If there’s one item in the Crime (formerly Black) Museum that people remember, it’s the cooker. However, for the sake of less hardy souls I’ll pass over this item and say that the first surprising thing you should know is that the museum has one of those black audio guides – dial ‘70’ to find out who this skull belonged to. (Answer: a murderess, who turned a skull cap into an attractive silver-handled cup). The commentary is fascinating – and that’s before you even get to the exhibits.

The room itself is small but cleverly arranged. There are chairs in the corner in case you suddenly feel faint. I soon discover why. The first thing you’ll see, looking down, is Charlie Peace’s violin. Look up and you’ll see his ladder, a ‘do not touch’ sign on one rung. His tools and skeleton keys are nearby. Against the nearest wall you’ll find a cabinet of curios including the Tichbourne Claimant’s hair, a letter from Baby Farmer Amelia Dyer, and the snuff box of John Thurtell (the man who cut the throat of solicitor William Weare). Above loom original sketches of Jack the Ripper’s crime scenes, carefully hand-coloured by the artist. Turn again and you’ll find a wall of hangmen’s nooses, each one labelled with the names of their respective clients (including Mrs Pearcey, who wheeled her victim down the road in a large Victorian pram). Did you know that early-Victorian ropes – the ones used when hangings still took place outside the prison walls – are much thinner than later ones? The dark brown ropes of the 1840s look like clothes lines – camping lines. By the end of the century they are cream-coloured and as thick as half my wrist – measured by the thumb, Neil tells me. Crime historian and The History Press author Neil Storey is, in fact, the reason I’m looking at these exhibits, which very few people have ever seen – he kindly invited me to be his guest at the annual soiree of the Met Police History Society, and he (and the Society, who have allowed me to attend and prove to be the best company you can imagine meeting) will consequently be on my Christmas-card list for life.   

So – back to the museum! Turn again and you’ll find cabinets filled with weapons: weapons which have been used to attack the police; umbrella guns and rings with razors that pop out; the revolver that Ruth Ellis used to shoot her lover (and her post-mortem report, which I missed but which lists ‘aroma of brandy’ in the section on her stomach contents); the old-fashioned pistol that Oxford fired at Queen Victoria. A bust of Frederick Deeming looks on approvingly from his plinth in the corner. Then that infamous cooker (alongside a bath, which I’ll also pass over), followed by tall glass cases filled with some of the most famous objects in British criminal history.
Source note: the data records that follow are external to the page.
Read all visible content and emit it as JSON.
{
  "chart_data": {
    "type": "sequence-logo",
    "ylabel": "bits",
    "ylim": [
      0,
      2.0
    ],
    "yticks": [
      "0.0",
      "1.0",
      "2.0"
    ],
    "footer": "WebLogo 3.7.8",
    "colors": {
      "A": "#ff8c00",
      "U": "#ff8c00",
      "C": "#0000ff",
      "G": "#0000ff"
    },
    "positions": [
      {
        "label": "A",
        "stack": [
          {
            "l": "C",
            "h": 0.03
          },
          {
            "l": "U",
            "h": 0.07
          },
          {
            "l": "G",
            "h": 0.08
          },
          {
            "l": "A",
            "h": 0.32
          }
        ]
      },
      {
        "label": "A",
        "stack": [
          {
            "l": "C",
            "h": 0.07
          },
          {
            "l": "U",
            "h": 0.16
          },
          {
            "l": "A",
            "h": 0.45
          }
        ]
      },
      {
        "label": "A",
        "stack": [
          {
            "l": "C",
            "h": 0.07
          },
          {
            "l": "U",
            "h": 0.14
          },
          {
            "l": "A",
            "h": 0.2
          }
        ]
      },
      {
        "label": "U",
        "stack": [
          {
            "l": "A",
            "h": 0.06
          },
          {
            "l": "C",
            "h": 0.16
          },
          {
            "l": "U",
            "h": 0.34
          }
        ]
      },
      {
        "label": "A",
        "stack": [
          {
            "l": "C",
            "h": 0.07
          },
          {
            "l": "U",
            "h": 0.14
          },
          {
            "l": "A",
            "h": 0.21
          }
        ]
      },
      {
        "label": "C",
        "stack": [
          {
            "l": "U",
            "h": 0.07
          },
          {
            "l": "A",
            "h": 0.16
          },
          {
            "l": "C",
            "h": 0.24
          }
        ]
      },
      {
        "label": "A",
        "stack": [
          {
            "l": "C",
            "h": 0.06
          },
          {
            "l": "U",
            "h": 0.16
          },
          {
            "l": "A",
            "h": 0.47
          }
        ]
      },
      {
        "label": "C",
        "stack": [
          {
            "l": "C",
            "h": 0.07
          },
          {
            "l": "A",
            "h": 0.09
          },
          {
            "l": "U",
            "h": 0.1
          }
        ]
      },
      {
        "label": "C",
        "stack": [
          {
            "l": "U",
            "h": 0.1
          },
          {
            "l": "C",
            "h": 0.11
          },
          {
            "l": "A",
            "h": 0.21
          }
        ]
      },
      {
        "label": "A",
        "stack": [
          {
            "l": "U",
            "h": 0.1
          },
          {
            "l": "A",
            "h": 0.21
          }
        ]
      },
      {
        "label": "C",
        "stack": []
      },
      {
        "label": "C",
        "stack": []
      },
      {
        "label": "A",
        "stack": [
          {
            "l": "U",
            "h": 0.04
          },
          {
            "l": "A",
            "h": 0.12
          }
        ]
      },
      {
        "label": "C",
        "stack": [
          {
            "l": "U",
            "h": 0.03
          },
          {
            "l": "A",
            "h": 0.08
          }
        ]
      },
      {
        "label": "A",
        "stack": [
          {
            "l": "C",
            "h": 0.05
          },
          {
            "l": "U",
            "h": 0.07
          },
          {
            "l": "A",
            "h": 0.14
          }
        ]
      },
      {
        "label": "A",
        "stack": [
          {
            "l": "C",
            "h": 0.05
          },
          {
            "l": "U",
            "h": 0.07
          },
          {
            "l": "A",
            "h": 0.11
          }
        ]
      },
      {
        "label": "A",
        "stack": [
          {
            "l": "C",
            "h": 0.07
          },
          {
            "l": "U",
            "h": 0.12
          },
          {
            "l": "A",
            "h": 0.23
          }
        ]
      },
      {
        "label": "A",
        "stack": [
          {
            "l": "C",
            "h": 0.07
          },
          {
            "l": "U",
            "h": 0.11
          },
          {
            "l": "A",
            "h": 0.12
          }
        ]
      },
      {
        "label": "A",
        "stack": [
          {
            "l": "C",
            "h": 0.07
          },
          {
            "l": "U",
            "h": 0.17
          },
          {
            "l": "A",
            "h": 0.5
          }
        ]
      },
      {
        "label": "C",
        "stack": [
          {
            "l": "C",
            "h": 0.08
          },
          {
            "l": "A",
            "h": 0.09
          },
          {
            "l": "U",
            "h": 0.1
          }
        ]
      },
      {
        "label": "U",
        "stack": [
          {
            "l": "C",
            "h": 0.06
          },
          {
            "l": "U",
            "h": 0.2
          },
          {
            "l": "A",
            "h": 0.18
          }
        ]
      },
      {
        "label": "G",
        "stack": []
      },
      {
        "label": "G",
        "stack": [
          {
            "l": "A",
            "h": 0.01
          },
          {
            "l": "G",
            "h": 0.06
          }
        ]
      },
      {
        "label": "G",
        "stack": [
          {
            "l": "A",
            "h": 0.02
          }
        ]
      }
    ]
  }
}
Inside you’ll find a shelf displaying a piece of vertebrae from John Christie’s garden, tree roots twisting through it, and the indestructible red plastic handbag and dentures of Mrs Durand-Deacon – these arranged, of course, next to the acid-splashed apron of John George Haigh, the man who took her life.

Then there are the poisoners: the fragments of Cora Crippen’s pyjamas (underneath a telegram declaring ‘Crippen caught!’); the actual fly paper and neatly labelled jars of ‘meat juices’ from the trial of the famous Florence Maybrick; the potions of Dr Neil Cream. Turn to see the killer suitcase and wooden crossbow of the Kray brothers, and try not to brush the wicker trunk which once contained Miss Minnie Bonati as you pass. I saw the tin opener – don’t ask – of the Blackout Killer, and something I won’t dwell on floating in a large glass jar nearby. Dark its contents may be, but I’ve never enjoyed a museum so much in all my life. To see an item and think ‘that’s the real one’ was extraordinary. Not a photograph. Not a description. Not a copy. The real bones, bullets and bottles. (One tomato-ketchup bottle stands out – as do Ronnie Biggs’ fingerprints, glowing white on its side.)

I loved the whole day – the talk by Commissioner of Police of the Metropolis Sir Bernard Hogan-Howe, the section of the upcoming film Secrets of Scotland Yard (11 June on Channel 19 – don’t miss it!) before dinner. So word to the wise: don’t ask me about it unless you really want to know, because I’ll tell you everything – even if you’re trying to eat your dinner. Did I mention the oven?